A high-energy neutrino detected by an underwater observatory in February 2025 may provide the first real evidence supporting one of Stephen Hawking’s most famous black hole theories. The KM3NeT collaboration, a network of deep-sea detectors located off the coasts of France, Italy, and Greece, registered a 100 PeV neutrino, an incredibly energetic particle that has left physicists searching for an explanation.
A new study, published on arXiv in February 2025, proposes that this neutrino may have been produced by an exploding primordial black hole, a concept Hawking first theorized five decades ago. If confirmed, this could revolutionize our understanding of black holes, dark matter, and the origins of the universe.
The research, currently under review, suggests that the neutrino could be a signature of Hawking radiation, a process in which black holes slowly lose energy over time. This supports Hawking’s idea that small black holes from the Big Bang could still exist today and eventually “evaporate” in a burst of high-energy particles.
Hawking Radiation and the Mystery of Primordial Black Holes
In the 1970s, Stephen Hawking proposed that black holes are not completely black but instead emit a faint stream of energy due to quantum effects at their event horizons. Over billions of years, this Hawking radiation should cause black holes to shrink and eventually disappear. However, no direct evidence for this process has ever been observed—until now.
The neutrino detected by KM3NeT is far more energetic than anything produced by human-made particle accelerators, raising the question: What could create such a powerful particle?

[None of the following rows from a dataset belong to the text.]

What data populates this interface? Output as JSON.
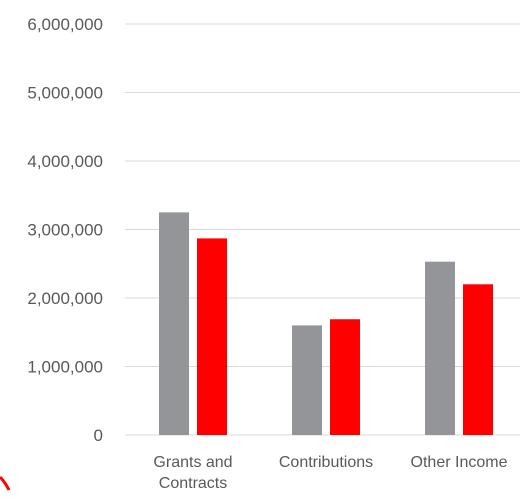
{
  "chart_data": {
    "type": "bar",
    "categories": [
      "Grants and Contracts",
      "Contributions",
      "Other Income"
    ],
    "category_label_lines": [
      [
        "Grants and",
        "Contracts"
      ],
      [
        "Contributions"
      ],
      [
        "Other Income"
      ]
    ],
    "series": [
      {
        "values": [
          3250000,
          1600000,
          2530000
        ],
        "color": "#939598"
      },
      {
        "values": [
          2870000,
          1690000,
          2200000
        ],
        "color": "#ff0000"
      }
    ],
    "yticks": [
      "0",
      "1,000,000",
      "2,000,000",
      "3,000,000",
      "4,000,000",
      "5,000,000",
      "6,000,000"
    ],
    "ylim": [
      0,
      6000000
    ],
    "grid": true,
    "legend": "none",
    "title": "",
    "xlabel": "",
    "ylabel": ""
  },
  "colors": {
    "grid": "#d9d9d9",
    "text": "#595959",
    "corner_accent": "#ff0000"
  }
}
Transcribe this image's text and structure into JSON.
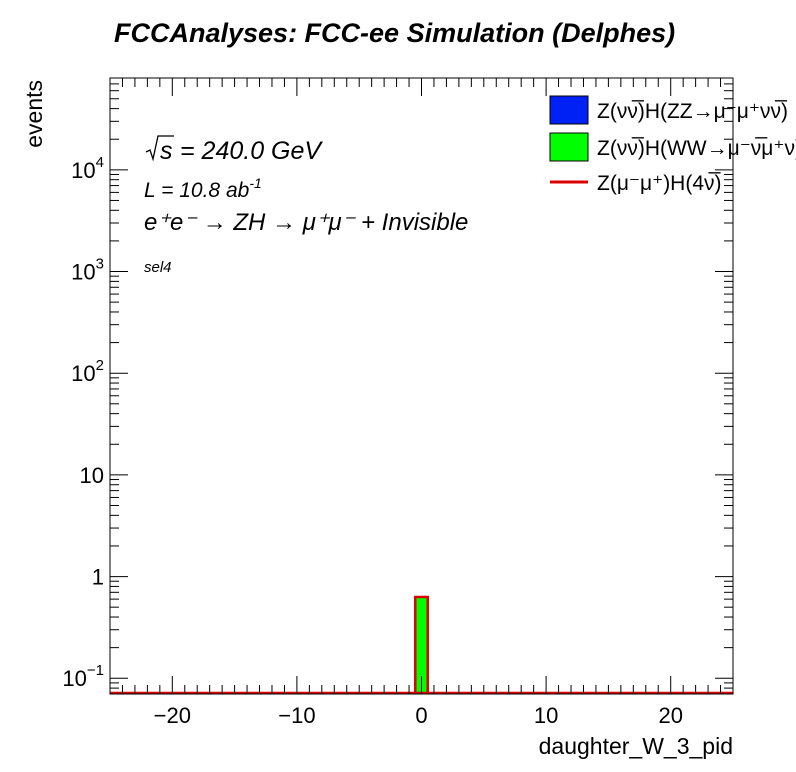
{
  "chart_data": {
    "type": "bar",
    "title": "FCCAnalyses: FCC-ee Simulation (Delphes)",
    "xlabel": "daughter_W_3_pid",
    "ylabel": "events",
    "xlim": [
      -25,
      25
    ],
    "ylim": [
      0.07,
      80000
    ],
    "yscale": "log",
    "x_ticks": [
      -20,
      -10,
      0,
      10,
      20
    ],
    "x_tick_labels": [
      "−20",
      "−10",
      "0",
      "10",
      "20"
    ],
    "y_ticks": [
      0.1,
      1,
      10,
      100,
      1000,
      10000
    ],
    "y_tick_labels": [
      {
        "base": "10",
        "exp": "−1"
      },
      {
        "base": "1",
        "exp": ""
      },
      {
        "base": "10",
        "exp": ""
      },
      {
        "base": "10",
        "exp": "2"
      },
      {
        "base": "10",
        "exp": "3"
      },
      {
        "base": "10",
        "exp": "4"
      }
    ],
    "grid": false,
    "legend_position": "top-right",
    "series": [
      {
        "name": "Z(νν̅)H(ZZ→μ⁻μ⁺νν̅)",
        "color": "#0021f5",
        "style": "filled",
        "bins": []
      },
      {
        "name": "Z(νν̅)H(WW→μ⁻ν̅μ⁺ν)",
        "color": "#00ff00",
        "style": "filled",
        "bins": [
          {
            "x_low": -0.5,
            "x_high": 0.5,
            "value": 0.63
          }
        ]
      },
      {
        "name": "Z(μ⁻μ⁺)H(4ν̅)",
        "color": "#dd0000",
        "style": "line",
        "bins": []
      }
    ],
    "annotations": {
      "sqrt_s": "= 240.0 GeV",
      "lumi_text": "L = 10.8 ab",
      "lumi_exp": "-1",
      "process": "e⁺e⁻ → ZH → μ⁺μ⁻ + Invisible",
      "selection": "sel4"
    }
  }
}
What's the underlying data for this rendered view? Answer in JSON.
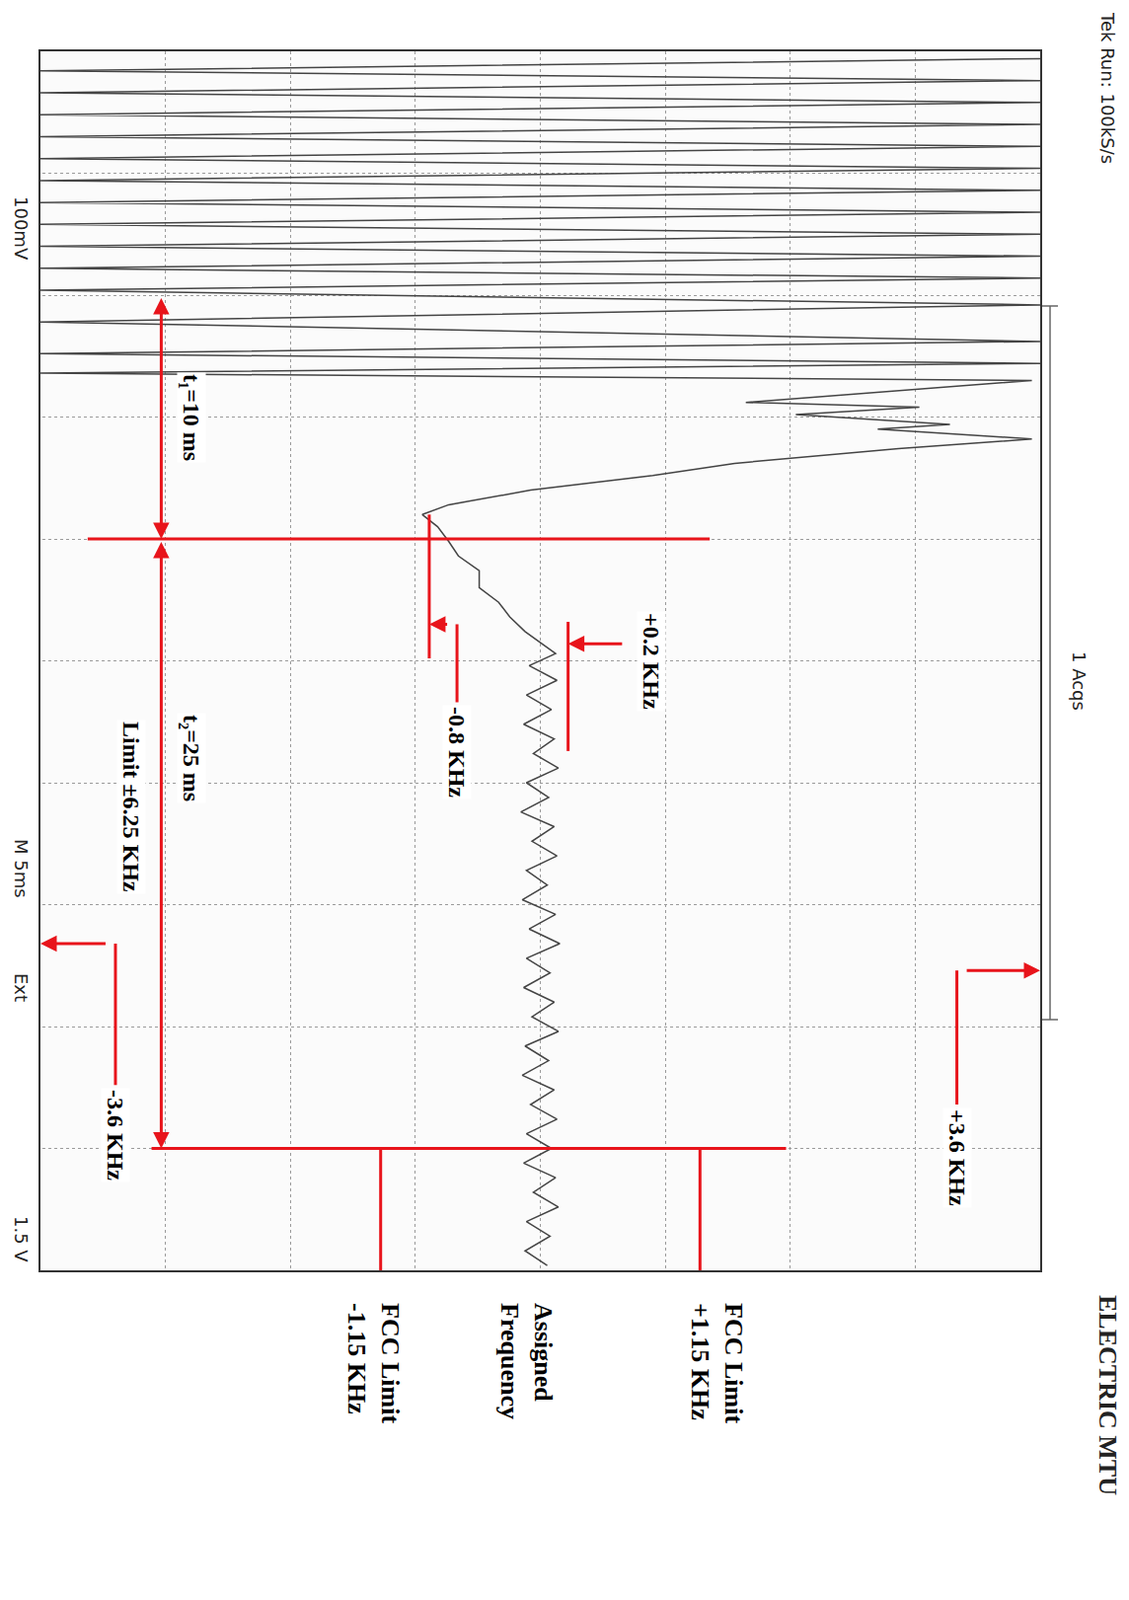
{
  "chart_data": {
    "type": "line",
    "color": "#444444",
    "grid": true,
    "tick_labels": false,
    "xlim": [
      0,
      50
    ],
    "xticks": [
      0,
      5,
      10,
      15,
      20,
      25,
      30,
      35,
      40,
      45,
      50
    ],
    "ylim": [
      -3.6,
      3.6
    ],
    "yticks": [
      -3.6,
      -2.7,
      -1.8,
      -0.9,
      0,
      0.9,
      1.8,
      2.7,
      3.6
    ],
    "x": [
      0.3,
      0.8,
      1.2,
      1.7,
      2.1,
      2.6,
      3.0,
      3.5,
      3.9,
      4.4,
      4.8,
      5.3,
      5.7,
      6.2,
      6.6,
      7.1,
      7.5,
      8.0,
      8.4,
      8.9,
      9.3,
      9.8,
      10.4,
      11.1,
      11.9,
      12.4,
      12.8,
      13.2,
      13.5,
      14.4,
      14.6,
      14.9,
      15.3,
      15.5,
      15.9,
      16.3,
      16.9,
      17.4,
      18.0,
      18.6,
      19.0,
      19.5,
      20.1,
      20.7,
      21.3,
      22.0,
      22.6,
      23.2,
      23.8,
      24.7,
      25.2,
      25.8,
      26.4,
      27.0,
      27.6,
      28.2,
      28.8,
      29.4,
      30.0,
      30.6,
      31.2,
      31.8,
      32.4,
      33.0,
      33.6,
      34.2,
      34.8,
      35.4,
      36.0,
      36.6,
      37.2,
      37.8,
      38.4,
      39.0,
      39.6,
      40.2,
      40.8,
      41.4,
      42.0,
      42.6,
      43.2,
      43.8,
      44.4,
      45.0,
      45.6,
      46.2,
      46.8,
      47.4,
      48.0,
      48.6,
      49.2,
      49.8
    ],
    "values": [
      3.6,
      -3.6,
      3.6,
      -3.6,
      3.6,
      -3.6,
      3.6,
      -3.6,
      3.6,
      -3.6,
      3.6,
      -3.6,
      3.6,
      -3.6,
      3.6,
      -3.6,
      3.6,
      -3.6,
      3.6,
      -3.6,
      3.6,
      -3.6,
      3.6,
      -3.6,
      3.6,
      -3.6,
      3.6,
      -3.6,
      3.54,
      1.48,
      2.73,
      1.84,
      2.95,
      2.43,
      3.54,
      2.58,
      1.4,
      0.81,
      -0.07,
      -0.66,
      -0.85,
      -0.74,
      -0.66,
      -0.59,
      -0.44,
      -0.44,
      -0.3,
      -0.22,
      -0.11,
      0.11,
      -0.08,
      0.12,
      -0.1,
      0.08,
      -0.12,
      0.1,
      -0.05,
      0.13,
      -0.1,
      0.06,
      -0.14,
      0.1,
      -0.06,
      0.12,
      -0.1,
      0.05,
      -0.13,
      0.11,
      -0.08,
      0.14,
      -0.1,
      0.07,
      -0.12,
      0.1,
      -0.06,
      0.13,
      -0.11,
      0.06,
      -0.13,
      0.1,
      -0.07,
      0.12,
      -0.1,
      0.08,
      -0.12,
      0.11,
      -0.05,
      0.13,
      -0.1,
      0.07,
      -0.11,
      0.05
    ],
    "annotations": {
      "t1": {
        "text": "t₁=10 ms",
        "start": 10,
        "duration": 10
      },
      "t2": {
        "text": "t₂=25 ms",
        "duration": 25,
        "limit": "Limit ±6.25 KHz"
      },
      "offset_high": {
        "text": "+0.2 KHz",
        "value": 0.2
      },
      "offset_low": {
        "text": "-0.8 KHz",
        "value": -0.8
      },
      "scale_top": {
        "text": "+3.6 KHz",
        "value": 3.6
      },
      "scale_bottom": {
        "text": "-3.6 KHz",
        "value": -3.6
      },
      "fcc_upper": {
        "text": "FCC Limit +1.15 KHz",
        "value": 1.15
      },
      "assigned": {
        "text": "Assigned Frequency",
        "value": 0
      },
      "fcc_lower": {
        "text": "FCC Limit -1.15 KHz",
        "value": -1.15
      }
    },
    "scope_text": {
      "header": "Tek Run: 100kS/s",
      "acquisitions": "1 Acqs",
      "channel": "100mV",
      "timebase": "M 5ms",
      "trigger_source": "Ext",
      "trigger_level": "1.5 V"
    },
    "page_header": "ELECTRIC MTU"
  }
}
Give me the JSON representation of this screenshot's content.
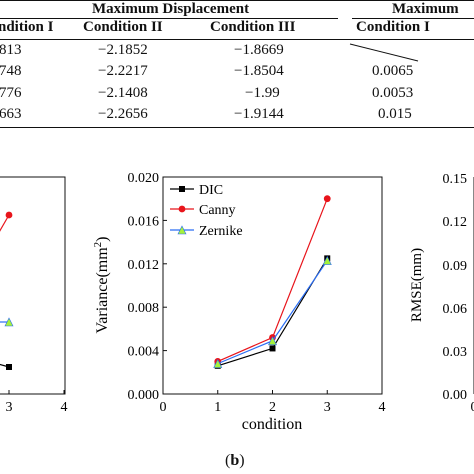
{
  "table": {
    "group_header_left": "Maximum Displacement",
    "group_header_right": "Maximum",
    "columns": [
      "ndition I",
      "Condition II",
      "Condition III",
      "Condition I"
    ],
    "rows": [
      [
        "813",
        "−2.1852",
        "−1.8669",
        ""
      ],
      [
        "748",
        "−2.2217",
        "−1.8504",
        "0.0065"
      ],
      [
        "776",
        "−2.1408",
        "−1.99",
        "0.0053"
      ],
      [
        "663",
        "−2.2656",
        "−1.9144",
        "0.015"
      ]
    ]
  },
  "panels": {
    "left_partial": {
      "x_tick_labels": [
        "3",
        "4"
      ]
    },
    "right_partial": {
      "y_tick_labels": [
        "0.15",
        "0.12",
        "0.09",
        "0.06",
        "0.03",
        "0.00"
      ],
      "ylabel": "RMSE(mm)",
      "x_tick_labels": [
        "0"
      ]
    },
    "b_label_open": "(",
    "b_label_letter": "b",
    "b_label_close": ")"
  },
  "chart_data": {
    "type": "line",
    "title": "",
    "xlabel": "condition",
    "ylabel": "Variance(mm",
    "ylabel_sup": "2",
    "ylabel_close": ")",
    "xlim": [
      0,
      4
    ],
    "ylim": [
      0,
      0.02
    ],
    "x_ticks": [
      "0",
      "1",
      "2",
      "3",
      "4"
    ],
    "y_ticks": [
      "0.000",
      "0.004",
      "0.008",
      "0.012",
      "0.016",
      "0.020"
    ],
    "legend_position": "top-left",
    "x": [
      1,
      2,
      3
    ],
    "series": [
      {
        "name": "DIC",
        "values": [
          0.0026,
          0.0042,
          0.0125
        ],
        "color": "#000000",
        "marker": "square"
      },
      {
        "name": "Canny",
        "values": [
          0.003,
          0.0052,
          0.018
        ],
        "color": "#e8141b",
        "marker": "circle"
      },
      {
        "name": "Zernike",
        "values": [
          0.0028,
          0.0049,
          0.0123
        ],
        "color": "#2a6df4",
        "marker_color": "#a6f23a",
        "marker": "triangle"
      }
    ]
  }
}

The new study suggests that it could have come from a primordial black hole, a theoretical type of black hole formed during the chaotic conditions of the early universe. These black holes, much smaller than those formed by collapsing stars, would have gradually shrunk over time until they exploded in a burst of radiation and high-energy particles—exactly the kind of event that could explain the detected neutrino.
However, there’s a problem: a primordial black hole of this size—about 22,000 pounds (10,000 kg), the weight of two elephants—should not have survived since the Big Bang. The new study introduces a possible solution, suggesting that an unknown quantum mechanism, called “memory burden,” could slow down black hole evaporation, allowing them to survive for billions of years before exploding.
Could Primordial Black Holes Explain Dark Matter?
Primordial black holes have long been considered a potential candidate for dark matter, the mysterious invisible substance that makes up about 85% of the universe’s total mass. If these ancient black holes still exist and are evaporating as predicted, then we should expect more high-energy neutrinos to be detected in the coming years.
The researchers calculated that if primordial black holes truly account for dark matter, then KM3NeT and other neutrino detectors like IceCube in Antarctica should observe similar high-energy events at least once every few years.
If another neutrino of this type is detected soon, it could mean a major breakthrough in both astrophysics and cosmology—potentially proving the existence of Hawking radiation, primordial black holes, and their role in the universe’s evolution.